Breaking the Cyprus impasse: ideas to avert disaster

 

Since 1974 a lack of imagination has been one of the cardinal features and failings of the way Greek Cypriot politicians have confronted the Turkish occupation of Cyprus.

For decades, presidents, foreign ministers, chief negotiators, party leaders and stalwarts have devoutly followed the shibboleth that UN mediation efforts are the only means to finding a ‘solution’ to the so-called ‘Cyprus problem’. Time and again, this has involved engaging in exactly the same process. The UN secretary general appoints a special adviser to the island. He or she scuttles between the free and Turkish-occupied halves of Nicosia, meeting in the free areas the president of Cyprus in his capacity as leader of the Greek Cypriot community and in the occupied areas gabbing with the leader of the occupation regime in his capacity as leader of the Turkish minority on the island. The aim is to find enough common ground to convene an international conference. This is usually held in some luxury Swiss resort and involves the entire political leadership of the Greek and Turkish Cypriot communities decamping to the Alps along with representatives of the island’s so-called three ‘guarantor powers’, the UK, Turkey and Greece, with the hope that intense talks and banging of heads under UN auspices will bring the desired result. After 47 years, it never has.

Now, Turkey under the rule of the Islamo-nationalist strongman Recip Tayyip Erdogan, harbouring fantasies of revived Turkish hegemony in the Eastern Mediterranean and even further afield, has decided that the UN process no longer serves Turkey’s purpose in Cyprus, which is the establishment of a confederation of two independent states on the island. Thus, Ankara has put forward preconditions for negotiations that it knows the Greek Cypriot side can never accept and to all intents and purposes has made the UN process redundant.

By doing this, the Turkish side wants to create the space and time to develop further ‘facts on the ground’ – opening up Varosha to Turkish colonisation, importing more Turkish colonists into the occupied areas generally and suppressing those Turkish Cypriot voices that would prefer reunification of the island to creeping annexation by Turkey, with all that implies for the demise of the secular/Kemalist nature of Turkish Cypriot social and political life.

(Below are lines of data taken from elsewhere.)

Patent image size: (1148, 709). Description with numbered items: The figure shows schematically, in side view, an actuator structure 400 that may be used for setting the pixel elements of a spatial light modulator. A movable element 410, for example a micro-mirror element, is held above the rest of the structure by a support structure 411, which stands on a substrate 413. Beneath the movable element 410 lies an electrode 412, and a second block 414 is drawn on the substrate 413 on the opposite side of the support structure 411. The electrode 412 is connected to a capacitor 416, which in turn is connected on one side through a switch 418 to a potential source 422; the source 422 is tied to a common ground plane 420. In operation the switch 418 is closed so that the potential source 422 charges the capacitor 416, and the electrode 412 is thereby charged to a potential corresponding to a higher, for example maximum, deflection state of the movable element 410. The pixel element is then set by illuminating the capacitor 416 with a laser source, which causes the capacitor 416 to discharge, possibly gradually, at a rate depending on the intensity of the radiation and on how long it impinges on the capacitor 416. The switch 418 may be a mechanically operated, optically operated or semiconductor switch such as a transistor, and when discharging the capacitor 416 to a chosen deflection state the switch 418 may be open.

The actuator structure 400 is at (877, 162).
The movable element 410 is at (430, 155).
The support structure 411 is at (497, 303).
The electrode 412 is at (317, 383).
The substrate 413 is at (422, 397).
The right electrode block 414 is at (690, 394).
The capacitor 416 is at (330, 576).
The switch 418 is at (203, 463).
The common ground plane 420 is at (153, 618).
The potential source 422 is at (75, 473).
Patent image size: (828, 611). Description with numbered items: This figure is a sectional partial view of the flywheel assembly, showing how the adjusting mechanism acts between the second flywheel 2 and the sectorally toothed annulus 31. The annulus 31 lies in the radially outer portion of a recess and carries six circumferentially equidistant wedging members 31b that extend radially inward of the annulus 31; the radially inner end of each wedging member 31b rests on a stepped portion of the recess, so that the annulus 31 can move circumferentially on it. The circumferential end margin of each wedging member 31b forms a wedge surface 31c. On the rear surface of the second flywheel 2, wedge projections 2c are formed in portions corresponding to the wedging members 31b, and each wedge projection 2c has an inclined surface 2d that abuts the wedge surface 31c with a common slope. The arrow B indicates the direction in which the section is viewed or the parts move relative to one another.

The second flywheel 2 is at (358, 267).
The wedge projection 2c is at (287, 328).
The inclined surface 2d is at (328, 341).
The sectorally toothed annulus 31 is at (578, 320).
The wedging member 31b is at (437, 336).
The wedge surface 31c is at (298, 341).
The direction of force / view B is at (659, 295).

In pursuit of homogenising and straightjacketing Turkish Cypriot identity and opinion, the Erdogan regime has gone so far as to threaten and intimidate dissenting Turkish Cypriot politicians and literally bribing the ‘electorate’ of the occupation regime, 30 to 50 percent of whom are Turkish colonists and hold sway in ‘elections’, into choosing (in last year’s illegal ‘presidential’ elections in the occupied areas) the repulsive extremist and Ankara-lackey Ersin Tatar over the more moderate Mustafa Akinci.

So, what has the Greek Cypriot response been to the consolidation of Turkey’s occupation of northern Cyprus and the demise of UN mediation efforts?

Addicted to the UN process, they have reacted by repeating ad nauseam that they are the only way to achieve a Cyprus settlement, and by lobbying the international community – as if it has nothing better to do – to press Turkey to reverse course.

These efforts are so forlorn as to be ridiculous. The EU has made it clear – under German leadership – that it values ties to Turkey far more than it values the well-being of a member-state; while the Biden administration is pre-occupied with other issues, such as the future of Taliban Afghanistan, where it requires the input of Turkey, to go out on a limb for the sake of Cyprus.

What, then, should Cypriot leaders do to prevent the Turkish occupation from becoming irreversible?

There are many things it could do. Previously, in relation to the opening and colonisation of Varosha I have suggested that criminal procedures could be initiated against occupation regime officials for violating any number of Republic of Cyprus laws.

Another idea that should be considered is to sidestep the UN process, and do away with the the malign input of the guarantor powers, especially Turkey, by establishing a constitutional convention. This would involve Greek and Turkish Cypriot political leaders who believe in reunification – i.e. all the mainstream Greek Cypriot political parties and those in the centre and on the left of Turkish Cypriot politics, the 49 percent who voted for Akinci – meeting to thrash out a Cyprus settlement, which they would then present to the international community as the will of the majority of Cypriots.

Of course, it would take a great leap of faith and courage from Turkish Cypriot progressives to defy Turkey and participate in such a convention; but the alternative is what they all say would be a disaster, the annihilation by Turkey of the Turkish Cypriot community and the annexation of occupied Cyprus to Turkey.

Inevitably, Turkey would reject any deal Greek and Turkish Cypriots come up with; but then at least, in such circumstances, Turkey's nefarious role in Cyprus would be exposed. No one would be able to pretend the 'Cyprus issue' is intercommunal. The root cause of the island’s division and unhappiness – Turkey's occupation – would be indisputable, clear for all to see and addressed as such.